At the next general election of members of the House of Representatives, or at the next election of senators93 for the State, whichever first happens, a successor shall, if the term has not then expired, be chosen to hold the place from the date of his election until the expiration of the term.

The name of any senator so chosen or appointed shall be certified by the Governor94 of the State to the Governor-General.

UNITED STATES.—And if vacancies happen, by resignation or otherwise, during the recess of the legislature of any State, the executive thereof may make temporary appointments until the next meeting of the legislature, which shall then fill such vacancies.—Const. Art. I. sec. 3, sub-sec. 2.

HISTORICAL NOTE.—In the Commonwealth Bill of 1891 (which provided for the election of Senators by the Parliament of States) clause 13, Chap. I., was as follows:—

“If the place of a Senator becomes vacant during the recess of the Parliament of the State which he represented, the Governor of the State, by and with the advice of the Executive Council thereof, may appoint a Senator to fill such vacancy until the next session of the Parliament of the State, when the Houses of Parliament shall choose a Senator to fill the vacancy.”

In Committee, it was suggested that it might be better that a vacancy should continue until the State Parliament met, rather than that the nominee principle should be allowed, even temporarily, to invade the Senate. Mr. Barton moved the omission of the provision for a temporary appointment, but this was negatived. (Conv. Deb., Syd. [1891]. pp. 600-5.) At the Adelaide session (the Bill having provided for the direct election of Senators) the clause was first drafted as follows:—

“If the place of a member of the Senate becomes vacant before the expiration of his term of service, the Houses of Parliament of the State he represented shall, sitting and voting together, choose a successor, who shall hold office only during the unexpired portion of the term.
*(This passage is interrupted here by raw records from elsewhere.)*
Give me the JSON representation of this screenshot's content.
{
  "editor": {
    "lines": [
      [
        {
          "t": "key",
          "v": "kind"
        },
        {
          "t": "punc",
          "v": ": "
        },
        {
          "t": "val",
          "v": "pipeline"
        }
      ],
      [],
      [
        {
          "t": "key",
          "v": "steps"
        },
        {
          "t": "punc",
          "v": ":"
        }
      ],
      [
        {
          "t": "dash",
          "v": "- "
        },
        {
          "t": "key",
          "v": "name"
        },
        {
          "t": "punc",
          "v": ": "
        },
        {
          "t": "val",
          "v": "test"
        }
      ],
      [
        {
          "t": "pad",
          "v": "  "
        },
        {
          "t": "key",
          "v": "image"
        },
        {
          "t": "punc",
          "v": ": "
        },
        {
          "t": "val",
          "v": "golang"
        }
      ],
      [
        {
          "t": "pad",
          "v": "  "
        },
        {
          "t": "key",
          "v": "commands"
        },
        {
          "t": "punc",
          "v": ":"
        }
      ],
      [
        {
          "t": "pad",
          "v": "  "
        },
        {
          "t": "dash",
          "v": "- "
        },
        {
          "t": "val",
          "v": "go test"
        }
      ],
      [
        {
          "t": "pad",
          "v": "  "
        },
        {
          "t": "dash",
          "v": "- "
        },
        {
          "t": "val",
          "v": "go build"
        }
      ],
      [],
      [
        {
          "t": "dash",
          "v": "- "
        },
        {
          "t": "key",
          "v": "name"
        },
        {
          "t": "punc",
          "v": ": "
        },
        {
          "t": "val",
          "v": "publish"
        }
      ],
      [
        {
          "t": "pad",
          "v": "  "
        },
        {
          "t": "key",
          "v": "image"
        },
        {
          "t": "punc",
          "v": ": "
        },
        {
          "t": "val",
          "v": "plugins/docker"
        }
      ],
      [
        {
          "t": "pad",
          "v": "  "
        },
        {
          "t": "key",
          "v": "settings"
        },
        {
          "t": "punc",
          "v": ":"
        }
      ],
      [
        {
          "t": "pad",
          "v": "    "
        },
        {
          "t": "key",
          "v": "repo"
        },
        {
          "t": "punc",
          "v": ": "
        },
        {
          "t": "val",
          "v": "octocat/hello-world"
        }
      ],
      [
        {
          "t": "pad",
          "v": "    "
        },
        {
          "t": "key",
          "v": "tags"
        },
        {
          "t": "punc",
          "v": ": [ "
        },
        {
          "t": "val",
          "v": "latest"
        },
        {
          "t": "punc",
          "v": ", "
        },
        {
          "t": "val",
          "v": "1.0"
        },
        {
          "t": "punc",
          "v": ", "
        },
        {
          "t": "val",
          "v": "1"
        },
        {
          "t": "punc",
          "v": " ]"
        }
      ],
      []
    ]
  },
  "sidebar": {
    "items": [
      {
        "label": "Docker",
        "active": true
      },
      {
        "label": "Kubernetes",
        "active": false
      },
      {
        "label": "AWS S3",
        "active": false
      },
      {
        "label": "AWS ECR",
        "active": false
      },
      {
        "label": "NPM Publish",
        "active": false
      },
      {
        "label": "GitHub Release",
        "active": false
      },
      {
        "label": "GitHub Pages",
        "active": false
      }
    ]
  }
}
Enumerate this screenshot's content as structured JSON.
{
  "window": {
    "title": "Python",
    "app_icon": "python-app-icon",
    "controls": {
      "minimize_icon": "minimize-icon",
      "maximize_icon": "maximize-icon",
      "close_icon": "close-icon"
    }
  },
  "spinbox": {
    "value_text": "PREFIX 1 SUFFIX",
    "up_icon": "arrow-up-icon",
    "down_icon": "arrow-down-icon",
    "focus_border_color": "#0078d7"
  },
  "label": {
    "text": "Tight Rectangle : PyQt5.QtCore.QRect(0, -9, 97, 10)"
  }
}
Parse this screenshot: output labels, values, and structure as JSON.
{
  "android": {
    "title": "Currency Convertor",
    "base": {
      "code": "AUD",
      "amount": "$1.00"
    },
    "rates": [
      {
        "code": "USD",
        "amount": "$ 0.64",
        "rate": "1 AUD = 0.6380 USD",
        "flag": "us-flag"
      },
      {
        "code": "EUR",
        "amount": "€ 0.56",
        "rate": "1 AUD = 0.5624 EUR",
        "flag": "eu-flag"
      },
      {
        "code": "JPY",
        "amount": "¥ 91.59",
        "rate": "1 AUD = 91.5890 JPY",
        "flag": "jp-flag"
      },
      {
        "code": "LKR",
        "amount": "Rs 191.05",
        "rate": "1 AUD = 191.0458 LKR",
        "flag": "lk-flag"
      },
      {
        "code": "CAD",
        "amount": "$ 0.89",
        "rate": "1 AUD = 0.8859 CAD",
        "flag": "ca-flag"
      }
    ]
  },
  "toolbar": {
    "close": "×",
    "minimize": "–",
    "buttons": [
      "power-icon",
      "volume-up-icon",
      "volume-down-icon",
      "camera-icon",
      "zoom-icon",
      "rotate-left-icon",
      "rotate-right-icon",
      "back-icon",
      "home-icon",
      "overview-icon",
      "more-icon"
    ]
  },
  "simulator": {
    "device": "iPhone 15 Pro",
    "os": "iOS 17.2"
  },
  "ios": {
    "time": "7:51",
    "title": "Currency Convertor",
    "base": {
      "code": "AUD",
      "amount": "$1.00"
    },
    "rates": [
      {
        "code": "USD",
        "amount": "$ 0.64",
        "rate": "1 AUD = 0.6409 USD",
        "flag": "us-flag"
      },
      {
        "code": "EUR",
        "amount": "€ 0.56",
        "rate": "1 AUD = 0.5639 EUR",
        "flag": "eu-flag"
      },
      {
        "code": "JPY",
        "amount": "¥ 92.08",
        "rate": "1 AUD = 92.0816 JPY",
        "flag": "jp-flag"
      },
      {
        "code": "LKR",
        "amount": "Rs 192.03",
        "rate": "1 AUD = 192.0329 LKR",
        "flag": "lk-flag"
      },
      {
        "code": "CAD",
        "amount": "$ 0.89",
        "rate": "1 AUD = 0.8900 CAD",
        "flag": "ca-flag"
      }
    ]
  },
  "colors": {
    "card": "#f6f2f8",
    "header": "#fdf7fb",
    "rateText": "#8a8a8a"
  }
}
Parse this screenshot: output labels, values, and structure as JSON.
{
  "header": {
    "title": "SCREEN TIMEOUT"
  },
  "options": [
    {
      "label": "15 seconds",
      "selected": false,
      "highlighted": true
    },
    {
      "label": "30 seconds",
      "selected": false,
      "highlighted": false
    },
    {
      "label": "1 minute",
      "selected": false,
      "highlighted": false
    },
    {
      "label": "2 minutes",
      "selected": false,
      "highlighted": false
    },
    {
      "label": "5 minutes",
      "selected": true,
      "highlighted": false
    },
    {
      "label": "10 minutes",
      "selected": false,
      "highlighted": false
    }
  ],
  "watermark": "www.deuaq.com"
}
And if the Houses of Parliament of the State shall be in recess at the time when the vacancy occurs, the Governor of the State, with the advice of the Executive Council thereof, may appoint some person to fill the vacancy until the beginning of the next session of the Parliament of the State.”

In Committee, the clause was postponed, in order that the Drafting Committee might consider some suggestions that had been made for enabling a senator to be chosen by the people at the next general election, State or Federal, in the State. It was desired to have the vacancy filled by direct election as soon as possible; but the expense of holding a special election throughout the State was an obstacle. (Conv. Deb., Adel., pp. 579-80.) Later on the clause was passed substantially in its present form. (Conv. Deb., Adel., pp. 1948-9, 1101.) Drafting amendments were made at the Sydney session; and also at the Melbourne session before the first report, and after the fourth report.